Which is an ironically non-passive behavior mode.

eru a month ago

> You try to save them. You fail. They die anyway. Legally: potential liability for negligent rescue. Morally: "why didn't you do it properly?"

> You try to save them. You succeed, but break their rib doing CPR. Legally: they can sue you. Morally: "was that level of force really necessary?"

Many countries have legal safeguards against these kinds of suits.

> You watch someone drown. You do nothing. Legally: no liability. Morally: "tragic, but not your fault."

And many countries have legal safeguards against not helping.

eknsOP a month ago

Author here.
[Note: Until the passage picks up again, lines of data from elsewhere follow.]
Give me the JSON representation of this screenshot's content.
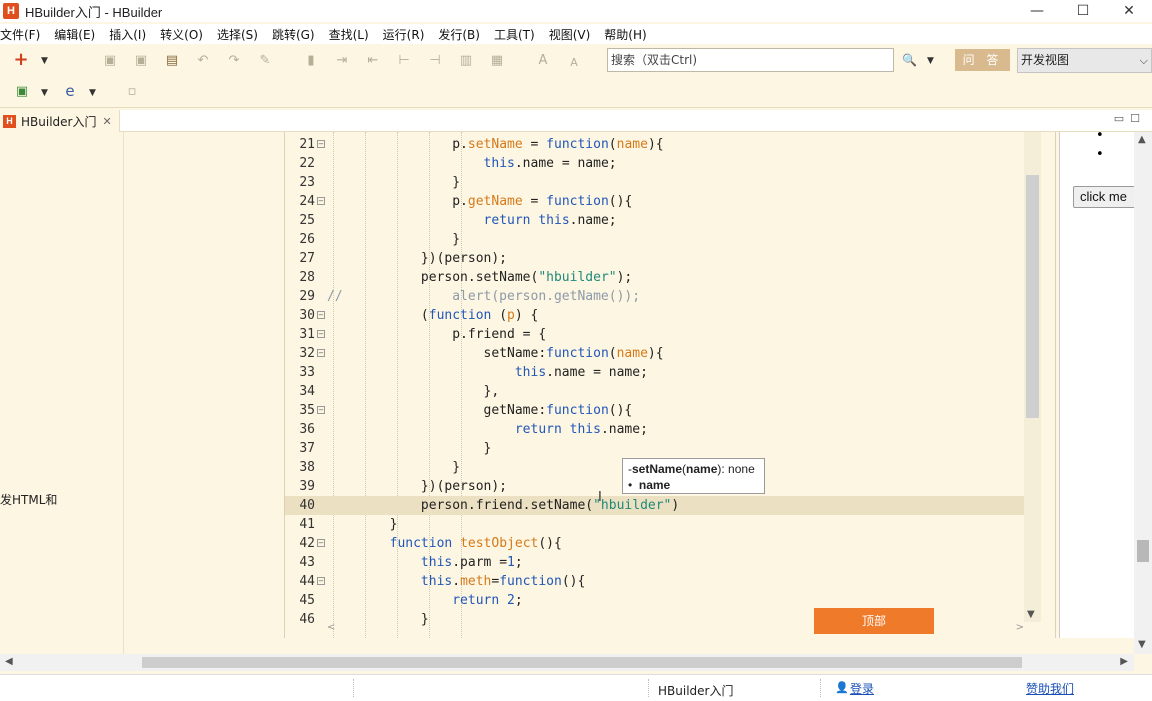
{
  "window": {
    "title": "HBuilder入门  -  HBuilder",
    "logo_letter": "H",
    "controls": {
      "minimize": "—",
      "maximize": "☐",
      "close": "✕"
    }
  },
  "menu": [
    "文件(F)",
    "编辑(E)",
    "插入(I)",
    "转义(O)",
    "选择(S)",
    "跳转(G)",
    "查找(L)",
    "运行(R)",
    "发行(B)",
    "工具(T)",
    "视图(V)",
    "帮助(H)"
  ],
  "toolbar": {
    "search_placeholder": "搜索（双击Ctrl)",
    "qa_label": "问 答",
    "view_select": "开发视图"
  },
  "tabs": [
    {
      "label": "HBuilder入门",
      "close": "✕"
    }
  ],
  "left_panel": {
    "truncated_text": "发HTML和"
  },
  "editor": {
    "current_line": 40,
    "lines": [
      {
        "n": "21",
        "fold": true,
        "html": "                <span>p.</span><span class=\"prop\">setName</span> = <span class=\"kw\">function</span>(<span class=\"fn\">name</span>){"
      },
      {
        "n": "22",
        "fold": false,
        "html": "                    <span class=\"kw\">this</span>.name = name;"
      },
      {
        "n": "23",
        "fold": false,
        "html": "                }"
      },
      {
        "n": "24",
        "fold": true,
        "html": "                p.<span class=\"prop\">getName</span> = <span class=\"kw\">function</span>(){"
      },
      {
        "n": "25",
        "fold": false,
        "html": "                    <span class=\"kw\">return</span> <span class=\"kw\">this</span>.name;"
      },
      {
        "n": "26",
        "fold": false,
        "html": "                }"
      },
      {
        "n": "27",
        "fold": false,
        "html": "            })(person);"
      },
      {
        "n": "28",
        "fold": false,
        "html": "            person.setName(<span class=\"str\">\"hbuilder\"</span>);"
      },
      {
        "n": "29",
        "fold": false,
        "html": "<span class=\"cmt\">//              alert(person.getName());</span>"
      },
      {
        "n": "30",
        "fold": true,
        "html": "            (<span class=\"kw\">function</span> (<span class=\"fn\">p</span>) {"
      },
      {
        "n": "31",
        "fold": true,
        "html": "                p.friend = {"
      },
      {
        "n": "32",
        "fold": true,
        "html": "                    setName:<span class=\"kw\">function</span>(<span class=\"fn\">name</span>){"
      },
      {
        "n": "33",
        "fold": false,
        "html": "                        <span class=\"kw\">this</span>.name = name;"
      },
      {
        "n": "34",
        "fold": false,
        "html": "                    },"
      },
      {
        "n": "35",
        "fold": true,
        "html": "                    getName:<span class=\"kw\">function</span>(){"
      },
      {
        "n": "36",
        "fold": false,
        "html": "                        <span class=\"kw\">return</span> <span class=\"kw\">this</span>.name;"
      },
      {
        "n": "37",
        "fold": false,
        "html": "                    }"
      },
      {
        "n": "38",
        "fold": false,
        "html": "                }"
      },
      {
        "n": "39",
        "fold": false,
        "html": "            })(person);"
      },
      {
        "n": "40",
        "fold": false,
        "html": "            person.friend.setName(<span class=\"str\">\"hbuilder\"</span>)"
      },
      {
        "n": "41",
        "fold": false,
        "html": "        }"
      },
      {
        "n": "42",
        "fold": true,
        "html": "        <span class=\"kw\">function</span> <span class=\"fn\">testObject</span>(){"
      },
      {
        "n": "43",
        "fold": false,
        "html": "            <span class=\"kw\">this</span>.parm =<span class=\"num\">1</span>;"
      },
      {
        "n": "44",
        "fold": true,
        "html": "            <span class=\"kw\">this</span>.<span class=\"prop\">meth</span>=<span class=\"kw\">function</span>(){"
      },
      {
        "n": "45",
        "fold": false,
        "html": "                <span class=\"kw\">return</span> <span class=\"num\">2</span>;"
      },
      {
        "n": "46",
        "fold": false,
        "html": "            }"
      }
    ]
  },
  "hint": {
    "signature_fn": "setName",
    "signature_param": "name",
    "signature_ret": ": none",
    "param_item": "name"
  },
  "top_button": "顶部",
  "preview": {
    "bullets": [
      "•",
      "•"
    ],
    "button": "click me"
  },
  "status": {
    "file": "HBuilder入门",
    "login": "登录",
    "sponsor": "赞助我们"
  }
}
Thanks for the corrections.

I revised the essay, my priors were off. Added Good Samaritan data (zero successful CPR lawsuits in 30 years), duty-to-rescue statutes across Europe, and a new section on self-defense showing the trap cuts across Common Law/Civil Law (UK restrictive, Germany/Poland permissive).

Apreche a month ago

I know this article is focusing on legal responsibility, but if you are going to consider moral culpability for inaction you must also factor in capability.

If a very weak person does not have the strength to perform CPR, they should not feel guilty for failing to perform it.

You also have to consider the costs involved. Somewhere out there is a homeless person who is going to die in the cold tonight. I’m not vastly wealthy, but I could afford to save them if I dropped everything I was doing, searched for them, and found them in time. It is in my power to save them, but at great personal expense. Therefore, I do not hold myself morally responsible for not doing so.

Now consider the billionaire. By merely uttering the command, the smallest effort, they could feed, house, provide medical care, and educate an enormous number of people in poverty. Remember what Uncle Ben said. With great power comes great responsibility. The blood is on their hands.